[Date Prev][Date Next][Thread Prev][Thread Next][Date Index][Thread Index]
Re: Possible Feature Requests (unsource, exchange)
From: |
Christopher Roy Bratusek |
Subject: |
Re: Possible Feature Requests (unsource, exchange) |
Date: |
Wed, 8 Jul 2009 20:01:58 +0200 |
Am Tue, 7 Jul 2009 14:37:20 -0400
schrieb Greg Wooledge <wooledg@eeg.ccf.org>:
> On Tue, Jul 07, 2009 at 08:16:50PM +0200, Christopher Roy Bratusek
> wrote:
> > unsource: the opposite of source (while source is making functions
> > publically available, unsource would remove them)
>
> You can "unset -f" a function. You could source a script-file that
> contains a bunch of "unset -f foo" commands.
>
> If what you want is "parse the bash commands in a script-file and do
> the opposite of every one that sets a variable", that's probably
> impossible.
>
O.K. not that important.
>
> > exchange: exchanges the value of two variables (x=2 y=a; exchange x
> > y; x=a y=2 -- need to be exported, so $1 $2 inside a
> > function/script don't help that much)
>
> A function would not impair you here. Functions are executed in the
> same process as the caller, as long as you don't do anything else
> that would create a subshell.
>
> # Usage: exchange varname1 varname2
> exchange() {
> local tmp
> [[ $1 = *[^[:alnum:]_]* || $1 = [0-9]* ]] &&
> { echo "Naughty naughty" >&2; return 1; }
> [[ $2 = *[^[:alnum:]_]* || $2 = [0-9]* ]] &&
> { echo "Naughty naughty" >&2; return 1; }
> eval tmp=\$$1
> eval $1=\$$2
> eval $2=\$tmp
> return 0
> }
>
Great.
> Note: while I did test this, and while I did intend it to be safe, you
> should double-check it yourself before relying on it. Eval is a very
> sharp knife.
>
Me too, did not found anything wrong. Mind, if I'm going to include
this in my software?
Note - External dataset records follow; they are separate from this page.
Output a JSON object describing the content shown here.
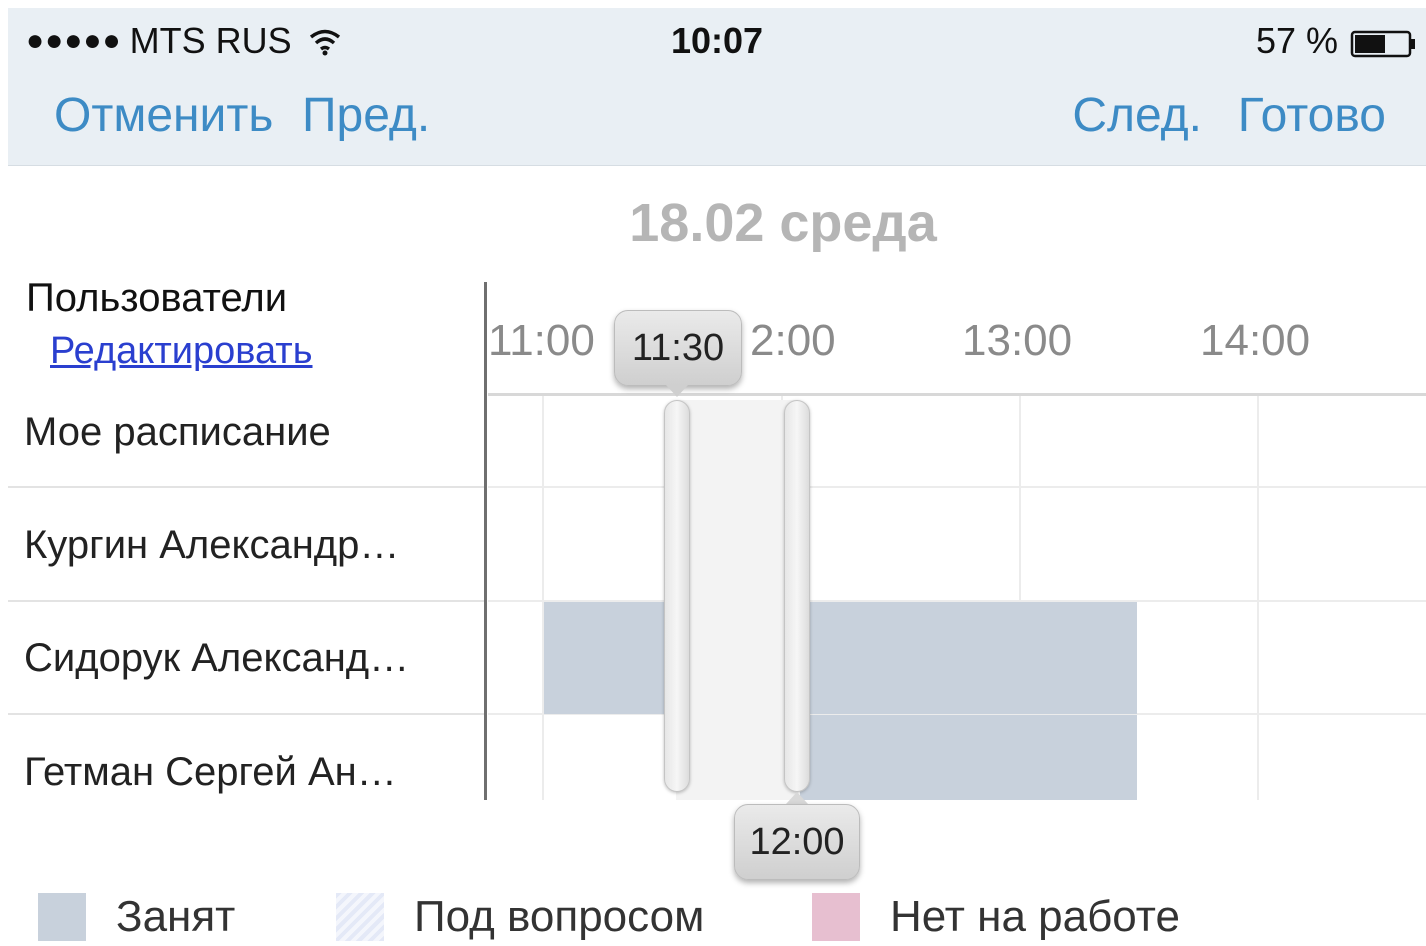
{
  "status_bar": {
    "carrier_signal": "●●●●●",
    "carrier": "MTS RUS",
    "time": "10:07",
    "battery": "57 %",
    "battery_level": 0.57
  },
  "nav": {
    "cancel": "Отменить",
    "prev": "Пред.",
    "next": "След.",
    "done": "Готово",
    "accent_color": "#3d8bc5"
  },
  "date_title": "18.02 среда",
  "users_header": "Пользователи",
  "edit_link": "Редактировать",
  "rows": [
    {
      "label": "Мое расписание"
    },
    {
      "label": "Кургин Александр…"
    },
    {
      "label": "Сидорук Александ…"
    },
    {
      "label": "Гетман Сергей Ан…"
    }
  ],
  "time_axis": [
    "11:00",
    "2:00",
    "13:00",
    "14:00"
  ],
  "selection": {
    "start": "11:30",
    "end": "12:00"
  },
  "busy_blocks": [
    {
      "row": "Сидорук Александ…",
      "start": "11:00",
      "end": "11:30",
      "status": "Занят"
    },
    {
      "row": "Сидорук Александ…",
      "start": "12:00",
      "end": "13:30",
      "status": "Занят"
    },
    {
      "row": "Гетман Сергей Ан…",
      "start": "12:00",
      "end": "13:30",
      "status": "Занят"
    }
  ],
  "legend": {
    "busy": {
      "label": "Занят",
      "color": "#c8d1dc"
    },
    "tentative": {
      "label": "Под вопросом",
      "color": "#e4e9f7"
    },
    "away": {
      "label": "Нет на работе",
      "color": "#e7bfd0"
    }
  }
}
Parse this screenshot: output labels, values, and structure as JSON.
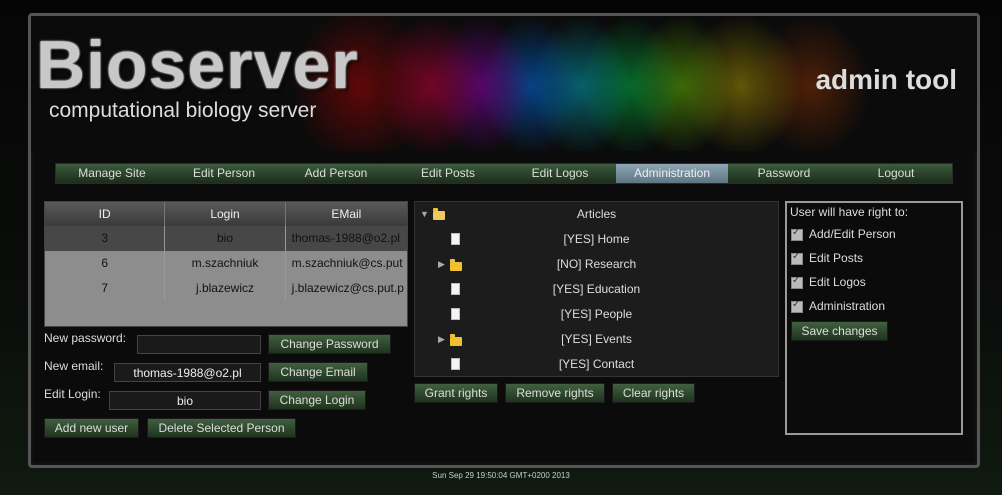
{
  "header": {
    "title": "Bioserver",
    "subtitle": "computational biology server",
    "tool": "admin tool"
  },
  "nav": [
    {
      "label": "Manage Site",
      "active": false
    },
    {
      "label": "Edit Person",
      "active": false
    },
    {
      "label": "Add Person",
      "active": false
    },
    {
      "label": "Edit Posts",
      "active": false
    },
    {
      "label": "Edit Logos",
      "active": false
    },
    {
      "label": "Administration",
      "active": true
    },
    {
      "label": "Password",
      "active": false
    },
    {
      "label": "Logout",
      "active": false
    }
  ],
  "users": {
    "columns": [
      "ID",
      "Login",
      "EMail"
    ],
    "rows": [
      {
        "id": "3",
        "login": "bio",
        "email": "thomas-1988@o2.pl",
        "selected": true
      },
      {
        "id": "6",
        "login": "m.szachniuk",
        "email": "m.szachniuk@cs.put",
        "selected": false
      },
      {
        "id": "7",
        "login": "j.blazewicz",
        "email": "j.blazewicz@cs.put.p",
        "selected": false
      }
    ]
  },
  "form": {
    "password_label": "New password:",
    "password_value": "",
    "change_password": "Change Password",
    "email_label": "New email:",
    "email_value": "thomas-1988@o2.pl",
    "change_email": "Change Email",
    "login_label": "Edit Login:",
    "login_value": "bio",
    "change_login": "Change Login",
    "add_user": "Add new user",
    "delete_user": "Delete Selected Person"
  },
  "articles": {
    "root": "Articles",
    "items": [
      {
        "label": "[YES] Home",
        "type": "page"
      },
      {
        "label": "[NO] Research",
        "type": "folder"
      },
      {
        "label": "[YES] Education",
        "type": "page"
      },
      {
        "label": "[YES] People",
        "type": "page"
      },
      {
        "label": "[YES] Events",
        "type": "folder"
      },
      {
        "label": "[YES] Contact",
        "type": "page"
      }
    ],
    "grant": "Grant rights",
    "remove": "Remove rights",
    "clear": "Clear rights"
  },
  "rights": {
    "title": "User will have right to:",
    "items": [
      {
        "label": "Add/Edit Person",
        "checked": true
      },
      {
        "label": "Edit Posts",
        "checked": true
      },
      {
        "label": "Edit Logos",
        "checked": true
      },
      {
        "label": "Administration",
        "checked": true
      }
    ],
    "save": "Save changes"
  },
  "footer": "Sun Sep 29 19:50:04 GMT+0200 2013"
}
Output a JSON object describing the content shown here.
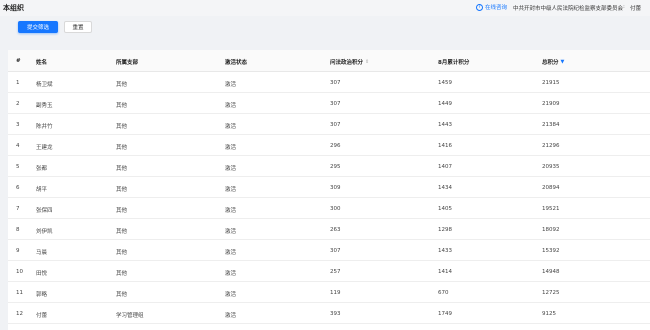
{
  "header": {
    "title": "本组织",
    "help_icon": "question-circle-icon",
    "help_label": "在线咨询",
    "org_name": "中共开封市中级人民法院纪检监察支部委员会",
    "separator": ":",
    "user_name": "付蕾"
  },
  "filters": {
    "submit_label": "提交筛选",
    "reset_label": "重置"
  },
  "table": {
    "columns": [
      "#",
      "姓名",
      "所属支部",
      "激活状态",
      "问法政治积分",
      "8月累计积分",
      "总积分"
    ],
    "sort_icons": {
      "col4": "sort-icon",
      "col6": "sort-desc-icon"
    },
    "rows": [
      [
        "1",
        "杨卫斌",
        "其他",
        "激活",
        "307",
        "1459",
        "21915"
      ],
      [
        "2",
        "副秀玉",
        "其他",
        "激活",
        "307",
        "1449",
        "21909"
      ],
      [
        "3",
        "陈井竹",
        "其他",
        "激活",
        "307",
        "1443",
        "21384"
      ],
      [
        "4",
        "王建龙",
        "其他",
        "激活",
        "296",
        "1416",
        "21296"
      ],
      [
        "5",
        "张都",
        "其他",
        "激活",
        "295",
        "1407",
        "20935"
      ],
      [
        "6",
        "胡平",
        "其他",
        "激活",
        "309",
        "1434",
        "20894"
      ],
      [
        "7",
        "张保四",
        "其他",
        "激活",
        "300",
        "1405",
        "19521"
      ],
      [
        "8",
        "刘伊凯",
        "其他",
        "激活",
        "263",
        "1298",
        "18092"
      ],
      [
        "9",
        "马晨",
        "其他",
        "激活",
        "307",
        "1433",
        "15392"
      ],
      [
        "10",
        "田悦",
        "其他",
        "激活",
        "257",
        "1414",
        "14948"
      ],
      [
        "11",
        "郭略",
        "其他",
        "激活",
        "119",
        "670",
        "12725"
      ],
      [
        "12",
        "付蕾",
        "学习管理组",
        "激活",
        "393",
        "1749",
        "9125"
      ]
    ]
  },
  "colors": {
    "primary": "#1677ff",
    "background": "#f0f2f5"
  }
}
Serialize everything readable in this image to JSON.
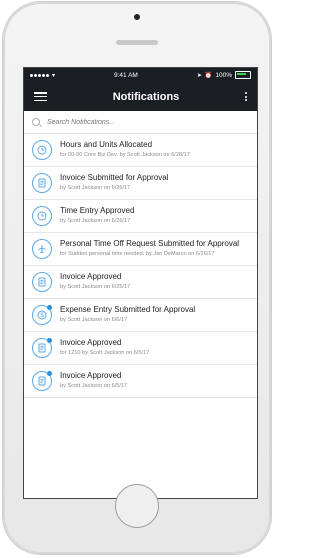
{
  "status_bar": {
    "carrier": "•••••",
    "time": "9:41 AM",
    "battery": "100%"
  },
  "nav": {
    "title": "Notifications"
  },
  "search": {
    "placeholder": "Search Notifications..."
  },
  "items": [
    {
      "icon": "clock-icon",
      "unread": false,
      "title": "Hours and Units Allocated",
      "subtitle": "for 00-00 Core Biz Dev. by Scott Jackson on 6/28/17"
    },
    {
      "icon": "document-icon",
      "unread": false,
      "title": "Invoice Submitted for Approval",
      "subtitle": "by Scott Jackson on 6/26/17"
    },
    {
      "icon": "clock-icon",
      "unread": false,
      "title": "Time  Entry Approved",
      "subtitle": "by Scott Jackson on 6/26/17"
    },
    {
      "icon": "airplane-icon",
      "unread": false,
      "title": "Personal Time Off Request Submitted for Approval",
      "subtitle": "for Sudden personal time needed. by Jan DeMarco on 6/26/17"
    },
    {
      "icon": "document-icon",
      "unread": false,
      "title": "Invoice Approved",
      "subtitle": "by Scott Jackson on 6/25/17"
    },
    {
      "icon": "dollar-icon",
      "unread": true,
      "title": "Expense Entry Submitted for Approval",
      "subtitle": "by Scott Jackson on 6/6/17"
    },
    {
      "icon": "document-icon",
      "unread": true,
      "title": "Invoice Approved",
      "subtitle": "for 1210 by Scott Jackson on 6/5/17"
    },
    {
      "icon": "document-icon",
      "unread": true,
      "title": "Invoice Approved",
      "subtitle": "by Scott Jackson on 6/5/17"
    }
  ],
  "colors": {
    "nav_bg": "#1a1f24",
    "accent": "#2b8fe0",
    "icon_border": "#5aa8e6"
  }
}
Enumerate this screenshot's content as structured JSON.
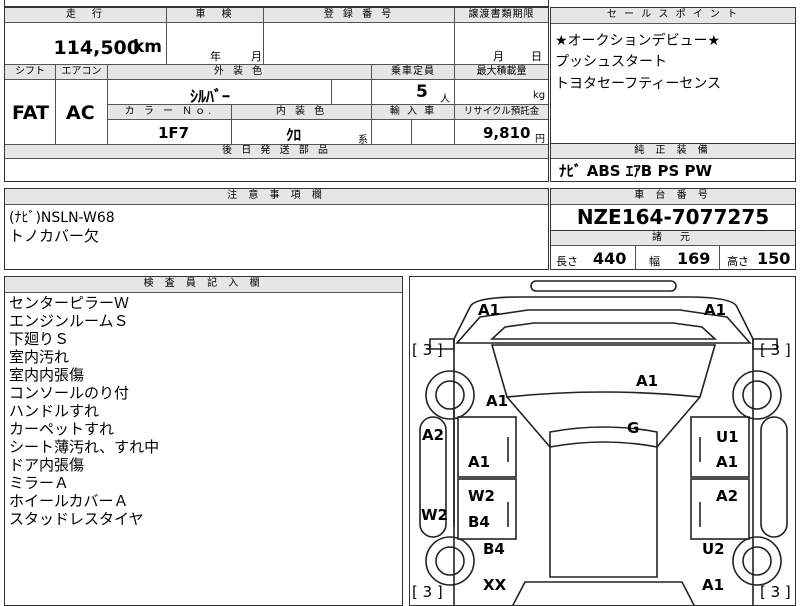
{
  "top_fragment": "",
  "mileage": {
    "label": "走　行",
    "value": "114,500",
    "unit": "km"
  },
  "inspection": {
    "label": "車　検",
    "year_unit": "年",
    "month_unit": "月"
  },
  "registration": {
    "label": "登 録 番 号",
    "value": ""
  },
  "transfer_deadline": {
    "label": "譲渡書類期限",
    "month_unit": "月",
    "day_unit": "日"
  },
  "sales_points": {
    "label": "セ ー ル ス ポ イ ン ト",
    "items": [
      "★オークションデビュー★",
      "プッシュスタート",
      "トヨタセーフティーセンス"
    ]
  },
  "shift": {
    "label": "シフト",
    "value": "FAT"
  },
  "aircon": {
    "label": "エアコン",
    "value": "AC"
  },
  "exterior_color": {
    "label": "外 装 色",
    "value": "ｼﾙﾊﾞｰ"
  },
  "capacity": {
    "label": "乗車定員",
    "value": "5",
    "unit": "人"
  },
  "max_load": {
    "label": "最大積載量",
    "unit": "kg"
  },
  "color_no": {
    "label": "カ ラ ー Ｎｏ.",
    "value": "1F7"
  },
  "interior_color": {
    "label": "内 装 色",
    "value": "ｸﾛ",
    "suffix": "系"
  },
  "import": {
    "label": "輸 入 車"
  },
  "recycle": {
    "label": "リサイクル預託金",
    "value": "9,810",
    "unit": "円"
  },
  "later_parts": {
    "label": "後 日 発 送 部 品"
  },
  "standard_equipment": {
    "label": "純 正 装 備",
    "value": "ﾅﾋﾞ ABS ｴｱB PS PW"
  },
  "notes": {
    "label": "注 意 事 項 欄",
    "items": [
      "(ﾅﾋﾞ)NSLN-W68",
      "トノカバー欠"
    ]
  },
  "chassis": {
    "label": "車 台 番 号",
    "value": "NZE164-7077275"
  },
  "specs": {
    "label": "諸　元",
    "length_label": "長さ",
    "length": "440",
    "width_label": "幅",
    "width": "169",
    "height_label": "高さ",
    "height": "150"
  },
  "inspector": {
    "label": "検 査 員 記 入 欄",
    "items": [
      "センターピラーＷ",
      "エンジンルームＳ",
      "下廻りＳ",
      "室内汚れ",
      "室内内張傷",
      "コンソールのり付",
      "ハンドルすれ",
      "カーペットすれ",
      "シート薄汚れ、すれ中",
      "ドア内張傷",
      "ミラーＡ",
      "ホイールカバーＡ",
      "スタッドレスタイヤ"
    ]
  },
  "diagram": {
    "tire_marks": [
      "[ 3 ]",
      "[ 3 ]",
      "[ 3 ]",
      "[ 3 ]"
    ],
    "marks": {
      "front_left": "A1",
      "front_right": "A1",
      "hood": "A1",
      "fender_left": "A1",
      "roof": "G",
      "left_pillar": "A2",
      "left_front_door": "A1",
      "right_front_door_top": "U1",
      "right_front_door_bottom": "A1",
      "left_rear_door_top": "W2",
      "left_rear_door_bottom": "B4",
      "left_sill": "W2",
      "right_rear_door": "A2",
      "left_rear_fender": "B4",
      "right_rear_fender": "U2",
      "rear_left": "XX",
      "rear_right": "A1"
    }
  }
}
Would have to be GPL v3 though. (CREDITS of course
will go to you).
>
> > echo no-expand: if you do echo $@ ($@ is $x $y for example) echo
> > will print the values of $x $y instead of simply $x and $y is there
> > a way to achieve this?
>
> Quoting error. If you want to print the contents of the string
> consisting of all the positional parameters with a single space in
> between each pair, then use one of these:
>
> echo "$*"
> echo "$@"
> printf "%s\n" "$*" # pretty safe; but still IFS-sensitive
> x="$@"; printf "%s\n" "$x" # I think this one's totally safe....
>
> Or with a single space after each one and then a trailing newline:
>
> print "%s " "$@"; echo # very safe but has extra trailing space
>
> Also, your original statement of the problem was wrong:
>
> imadev:~$ set -- '$x' '$y'; x=1 y=2
> imadev:~$ echo $@
> $x $y
>
> I think your actual problem was that you had globbing characters in
> the positional parameters, not dollar signs:
>
> imadev:~$ set -- 'foo*' '$y'; x=1 y=2
> imadev:~$ echo $@
> foo foo1 foo-s foo.c foo.conf foo.cpp foo.gif foo.ini foo.m4 foo.new
> foo.pl foo.sh foo.tar.gz foo.tcl $y
>
> If you insist on not quoting things (a practice which I would not
> recommend you pick up unless it's absolutely required for a particular
> script), then you can use "set -f" to suppress the glob expansion.